Em síntese, alguns fatores de diferentes níveis têm vindo a contribuir para que o acesso à prática de AF possa ser dificultado, nomeadamente a crise económica e a adoção de um conjunto de medidas de austeridade com repercussões diretas no suporte parental para o bem-estar das crianças. O declínio demográfico e envelhecimento da população e a importância que as relações intergeracionais manifestam na vida das crianças chamam a atenção para a importancia da implementação de projetos relacionados com o envelhecimento ativo e saudável e também mais participativo. O elevado número de profissionais que passa mais horas sentado e também a utilização crescente das novas tecnologias e meios de comunicação estimulam, por um lado, um comportamento sedentário e, por outro, podem limitar a interação dos indivíduos com o seu meio envolvente.

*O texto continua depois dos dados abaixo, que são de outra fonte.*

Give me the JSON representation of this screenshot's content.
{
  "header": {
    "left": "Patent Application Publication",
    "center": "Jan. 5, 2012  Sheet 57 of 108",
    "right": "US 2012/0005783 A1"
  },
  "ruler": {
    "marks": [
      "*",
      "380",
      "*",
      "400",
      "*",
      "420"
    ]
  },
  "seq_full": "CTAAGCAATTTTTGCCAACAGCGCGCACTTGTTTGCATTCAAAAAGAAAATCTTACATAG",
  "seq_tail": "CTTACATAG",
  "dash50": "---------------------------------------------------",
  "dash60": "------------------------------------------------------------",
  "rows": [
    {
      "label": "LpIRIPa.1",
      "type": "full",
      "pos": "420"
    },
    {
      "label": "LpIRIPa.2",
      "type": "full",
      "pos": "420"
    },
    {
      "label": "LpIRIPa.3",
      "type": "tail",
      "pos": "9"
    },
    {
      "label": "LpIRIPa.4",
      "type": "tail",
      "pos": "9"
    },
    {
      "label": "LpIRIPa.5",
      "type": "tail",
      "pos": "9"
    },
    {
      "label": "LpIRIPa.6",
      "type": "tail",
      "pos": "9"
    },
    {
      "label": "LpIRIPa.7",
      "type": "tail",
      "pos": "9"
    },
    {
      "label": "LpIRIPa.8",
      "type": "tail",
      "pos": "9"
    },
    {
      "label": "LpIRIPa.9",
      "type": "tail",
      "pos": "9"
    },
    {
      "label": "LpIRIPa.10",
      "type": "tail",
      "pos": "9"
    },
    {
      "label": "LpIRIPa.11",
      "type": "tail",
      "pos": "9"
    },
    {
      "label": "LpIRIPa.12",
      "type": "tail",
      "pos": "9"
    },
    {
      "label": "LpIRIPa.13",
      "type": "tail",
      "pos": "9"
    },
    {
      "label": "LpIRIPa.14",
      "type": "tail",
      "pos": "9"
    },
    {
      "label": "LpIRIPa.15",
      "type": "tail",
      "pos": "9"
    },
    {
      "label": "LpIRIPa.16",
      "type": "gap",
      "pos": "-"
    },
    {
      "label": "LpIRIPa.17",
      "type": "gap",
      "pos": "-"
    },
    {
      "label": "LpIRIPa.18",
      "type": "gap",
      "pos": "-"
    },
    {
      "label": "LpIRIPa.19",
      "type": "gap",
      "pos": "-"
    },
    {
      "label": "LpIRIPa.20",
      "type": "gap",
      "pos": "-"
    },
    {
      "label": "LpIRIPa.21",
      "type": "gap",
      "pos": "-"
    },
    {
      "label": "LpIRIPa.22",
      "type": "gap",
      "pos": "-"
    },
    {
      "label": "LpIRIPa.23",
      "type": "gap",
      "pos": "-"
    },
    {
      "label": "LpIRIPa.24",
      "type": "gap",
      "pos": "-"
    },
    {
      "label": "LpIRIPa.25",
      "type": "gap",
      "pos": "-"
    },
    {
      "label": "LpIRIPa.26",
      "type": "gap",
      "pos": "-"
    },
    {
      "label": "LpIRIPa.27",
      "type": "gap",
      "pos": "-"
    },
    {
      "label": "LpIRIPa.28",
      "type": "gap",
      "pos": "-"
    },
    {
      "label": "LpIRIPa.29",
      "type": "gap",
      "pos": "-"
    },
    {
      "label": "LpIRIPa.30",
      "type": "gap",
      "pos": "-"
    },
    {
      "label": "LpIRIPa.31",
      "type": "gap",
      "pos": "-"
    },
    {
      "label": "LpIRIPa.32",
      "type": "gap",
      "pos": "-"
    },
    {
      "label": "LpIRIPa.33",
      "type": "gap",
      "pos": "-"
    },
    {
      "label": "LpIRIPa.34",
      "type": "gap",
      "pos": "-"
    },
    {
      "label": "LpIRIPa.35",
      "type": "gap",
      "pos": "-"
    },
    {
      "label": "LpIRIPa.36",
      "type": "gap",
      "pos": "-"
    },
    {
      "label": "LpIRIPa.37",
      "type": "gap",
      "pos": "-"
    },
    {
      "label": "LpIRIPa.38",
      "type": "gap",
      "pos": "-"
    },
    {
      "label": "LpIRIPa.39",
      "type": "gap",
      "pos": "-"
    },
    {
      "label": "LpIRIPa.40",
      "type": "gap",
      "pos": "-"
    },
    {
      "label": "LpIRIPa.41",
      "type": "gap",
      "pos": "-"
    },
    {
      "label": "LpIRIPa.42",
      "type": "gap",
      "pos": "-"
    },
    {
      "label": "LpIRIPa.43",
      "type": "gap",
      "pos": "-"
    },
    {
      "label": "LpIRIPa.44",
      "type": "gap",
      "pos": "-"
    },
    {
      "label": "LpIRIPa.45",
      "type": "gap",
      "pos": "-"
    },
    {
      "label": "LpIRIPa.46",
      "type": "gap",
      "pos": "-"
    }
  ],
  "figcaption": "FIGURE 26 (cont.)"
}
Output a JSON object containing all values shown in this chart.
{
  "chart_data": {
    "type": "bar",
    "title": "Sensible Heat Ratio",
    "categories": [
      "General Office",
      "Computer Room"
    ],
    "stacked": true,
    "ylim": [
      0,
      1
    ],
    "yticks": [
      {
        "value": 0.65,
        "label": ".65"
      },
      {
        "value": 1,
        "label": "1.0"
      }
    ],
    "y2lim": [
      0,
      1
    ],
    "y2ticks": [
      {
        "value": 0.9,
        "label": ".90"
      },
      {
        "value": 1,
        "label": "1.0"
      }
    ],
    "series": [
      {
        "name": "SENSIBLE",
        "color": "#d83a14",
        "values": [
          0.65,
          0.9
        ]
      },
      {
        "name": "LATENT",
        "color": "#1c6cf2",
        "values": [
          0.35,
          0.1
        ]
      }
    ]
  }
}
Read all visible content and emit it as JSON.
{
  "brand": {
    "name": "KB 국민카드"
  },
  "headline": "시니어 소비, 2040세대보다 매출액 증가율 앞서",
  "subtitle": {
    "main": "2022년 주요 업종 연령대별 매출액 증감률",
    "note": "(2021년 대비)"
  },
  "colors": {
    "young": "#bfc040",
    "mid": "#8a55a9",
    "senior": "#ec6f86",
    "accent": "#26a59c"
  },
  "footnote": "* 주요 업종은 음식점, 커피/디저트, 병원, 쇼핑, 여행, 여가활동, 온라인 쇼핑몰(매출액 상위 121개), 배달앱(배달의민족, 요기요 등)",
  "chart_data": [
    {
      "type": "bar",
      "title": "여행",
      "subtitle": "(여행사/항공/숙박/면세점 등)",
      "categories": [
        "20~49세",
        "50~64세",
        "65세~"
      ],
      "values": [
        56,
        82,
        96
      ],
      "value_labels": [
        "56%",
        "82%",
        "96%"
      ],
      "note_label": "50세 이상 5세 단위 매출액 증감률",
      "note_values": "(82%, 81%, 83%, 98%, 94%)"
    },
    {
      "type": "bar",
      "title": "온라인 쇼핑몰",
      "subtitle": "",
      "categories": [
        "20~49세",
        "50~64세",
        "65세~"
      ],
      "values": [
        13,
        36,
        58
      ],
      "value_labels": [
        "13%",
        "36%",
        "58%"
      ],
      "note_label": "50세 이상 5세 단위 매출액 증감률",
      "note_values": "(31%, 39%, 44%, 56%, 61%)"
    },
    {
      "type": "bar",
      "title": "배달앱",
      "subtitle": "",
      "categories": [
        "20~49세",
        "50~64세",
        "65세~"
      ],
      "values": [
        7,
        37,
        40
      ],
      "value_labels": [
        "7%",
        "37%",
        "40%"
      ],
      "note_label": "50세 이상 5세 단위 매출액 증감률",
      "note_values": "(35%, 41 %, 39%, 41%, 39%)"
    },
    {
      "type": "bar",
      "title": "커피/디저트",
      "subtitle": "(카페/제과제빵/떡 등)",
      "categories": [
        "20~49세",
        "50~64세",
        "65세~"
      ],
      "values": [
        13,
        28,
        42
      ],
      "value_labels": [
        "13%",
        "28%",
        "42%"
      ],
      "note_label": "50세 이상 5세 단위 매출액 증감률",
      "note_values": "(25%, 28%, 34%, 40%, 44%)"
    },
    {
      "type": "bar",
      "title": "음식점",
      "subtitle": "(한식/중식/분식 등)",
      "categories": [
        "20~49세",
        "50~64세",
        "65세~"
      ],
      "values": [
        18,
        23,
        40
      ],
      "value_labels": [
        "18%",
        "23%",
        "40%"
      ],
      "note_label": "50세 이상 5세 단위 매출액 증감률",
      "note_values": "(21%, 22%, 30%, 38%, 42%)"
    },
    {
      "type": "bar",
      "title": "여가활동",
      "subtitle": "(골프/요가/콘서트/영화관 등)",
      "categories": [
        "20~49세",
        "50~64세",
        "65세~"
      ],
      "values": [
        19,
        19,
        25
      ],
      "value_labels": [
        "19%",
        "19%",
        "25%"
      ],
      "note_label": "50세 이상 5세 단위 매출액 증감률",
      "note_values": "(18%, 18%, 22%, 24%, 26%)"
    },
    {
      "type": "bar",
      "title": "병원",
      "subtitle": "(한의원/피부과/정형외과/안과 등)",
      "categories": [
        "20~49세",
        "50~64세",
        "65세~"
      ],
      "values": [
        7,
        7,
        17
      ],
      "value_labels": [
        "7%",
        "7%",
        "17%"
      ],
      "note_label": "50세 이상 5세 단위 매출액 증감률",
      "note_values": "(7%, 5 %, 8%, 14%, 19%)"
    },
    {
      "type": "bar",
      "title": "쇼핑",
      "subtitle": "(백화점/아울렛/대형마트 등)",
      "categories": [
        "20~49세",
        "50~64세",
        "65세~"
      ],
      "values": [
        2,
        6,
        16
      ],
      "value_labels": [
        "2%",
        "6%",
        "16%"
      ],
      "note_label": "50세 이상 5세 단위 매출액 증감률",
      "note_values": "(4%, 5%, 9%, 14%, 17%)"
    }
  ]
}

A evolução da sociedade contemporânea provocou alterações nos modelos de vivência e convivência familiar com repercusões ao nível financeiro e da gestão do tempo, o que faz com que, muitas vezes, o recurso a opções mais rápidas sejam as mais acessíveis (fast food, interação por meio das novas tecnologias da informação, video jogos e tempo passado em frente aos ecrãs).

Nesse sentido devem ser reforçadas as políticas públicas nacionais para melhoria da saúde, bem-estar e qualidade de vida, através da promoção da AF e da literacia da AF envolvendo todos os setores da comunidade, de forma a que as opções para uma vida mais ativa, possam ser conscientes, simples e acessíveis a todas as famílias.